Part 6 – Recovery at home after 1st Chemo cycle

It was never going to be an easy time but the fatigue really caught me out. I’ve run a marathon before and the fatigue after that is absolutely a walk in the park compared. I think I felt because I was in good shape I would maybe avoid some of the fatigue, but this wasn’t to be. For around 10 days after I left the hospital I was pretty housebound, at times I literally couldn’t move – dad had to at times rescue me on the stairs because my legs literally wouldn’t move me. There’s no words to describe it, but it was hugely frustrating to be unable to do literally anything at times. It’s all so frustrating.

I’ve had 2 chemo boosters, they were just administered at the hospital as an injection and I then went home. I was told that there is a 1 in 7 chance of having a reaction to the booster, and if I was to run a temperature (above 38 degrees) it was to be ignored on this day. In normal circumstances if I ran a temperature I had to immediately go straight to hospital.

Anyway, so I had a reaction, gah, not ideal. Ran the temperature and felt absolutely horrendous that evening, staggering about and struggling to function. The worry was that although I’d been told it would be a reaction to the booster, what if it was just coincidental and was something else. After a stressful evening by the morning it had cleared and I felt more normal. Phew!

Side effects overall I’ve been very lucky, I’ve had a constant ‘hangover head’ which has given a kind of brain fog that hasn’t gone away.

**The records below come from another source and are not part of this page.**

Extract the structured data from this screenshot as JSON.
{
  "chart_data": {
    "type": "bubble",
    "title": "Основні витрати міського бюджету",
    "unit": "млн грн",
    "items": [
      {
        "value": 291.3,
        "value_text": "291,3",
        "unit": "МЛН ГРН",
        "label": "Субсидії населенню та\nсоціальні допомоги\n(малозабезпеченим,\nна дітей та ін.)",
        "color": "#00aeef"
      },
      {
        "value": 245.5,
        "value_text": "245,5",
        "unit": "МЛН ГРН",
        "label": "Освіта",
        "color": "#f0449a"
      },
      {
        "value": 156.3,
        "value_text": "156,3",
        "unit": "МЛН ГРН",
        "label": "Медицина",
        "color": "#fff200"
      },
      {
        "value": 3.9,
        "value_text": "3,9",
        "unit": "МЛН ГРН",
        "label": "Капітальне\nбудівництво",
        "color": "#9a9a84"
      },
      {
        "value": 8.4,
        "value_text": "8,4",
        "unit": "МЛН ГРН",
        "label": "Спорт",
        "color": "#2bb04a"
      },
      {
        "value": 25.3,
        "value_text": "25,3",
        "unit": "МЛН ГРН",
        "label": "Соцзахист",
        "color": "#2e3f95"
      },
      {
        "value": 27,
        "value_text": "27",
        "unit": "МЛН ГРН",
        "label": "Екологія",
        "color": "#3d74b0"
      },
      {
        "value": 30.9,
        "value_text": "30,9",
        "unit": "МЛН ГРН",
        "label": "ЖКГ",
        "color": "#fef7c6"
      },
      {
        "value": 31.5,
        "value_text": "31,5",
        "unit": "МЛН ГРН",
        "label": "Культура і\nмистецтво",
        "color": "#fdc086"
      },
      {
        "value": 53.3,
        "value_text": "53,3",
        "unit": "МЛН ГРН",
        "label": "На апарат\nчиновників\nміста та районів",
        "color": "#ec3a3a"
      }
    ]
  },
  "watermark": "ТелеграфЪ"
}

This was really bad for those first 10 or so days and has now cleared a little, but there is no escaping it. The hair loss started a few days ago and over the last day or so has got a lot worse. I had my hair cut gradually shorter,  but my scalp these last few days has felt on fire, like I’m getting needles stabbed in it. Shave it off real short – helped a lot!

Tinnitus, the fatigue, mouth ulcers, hair loss and the weird metal taste as side effects but aside from that I’ve been very fortunate. I feel awful but it could be a lot worse.

April 25th, next cycle starts on 27th April. 1 down, 2 to go!

3 comments

  1. Keep battling Ollie, you’ll get there and I’ll be waiting for you on the other side of the net to ram a 12mph serve down your neck! xx

  2. My biggest question thinking of you on treatment number 1, was really how quickly you are brought down by the treatment. Like you I thought youth and fitness was possibly going to stave off severe effects in the short term, am saddened further to hear the effects were so strong so soon, but being positive, with good reason, kicking cancers butt. Stay positive my friend. AndyT

  3. Oli, your bravery not just in facing your diagnosis and treatment but also in delivering your experience through this blog is humbling and inspiring all in one go. I am lucky to know you personally and can literally hear you saying these words as I read and I think that’s something that people will really relate to.
    I simply cannot imagine the waves of emotions (not to mention nausea etc) that you must be feeling every day but I know that you have an amazing family and your friends (no matter how far away we are) will always be ‘there’ for you.

    I must say, on a personal note, the hair loss for me is exceptionally troubling – Your nickname won’t make sense any more! ;o)

    I should also say that your having had this experience and the conversations we had before your surgery, and this blog, I have checked myself – for the first time, at 32 years old. It proves that awareness is everything so thank you for being you, for being strong enough to use your own experience to raise awareness for others.

    Keep going pal. I’m with you every step of the way.

    Like all cancer sufferers that are fighting their battles with the evil disease, you’re a hero. As one consultant I used to work with said “why can’t cancer just f*%k off?!”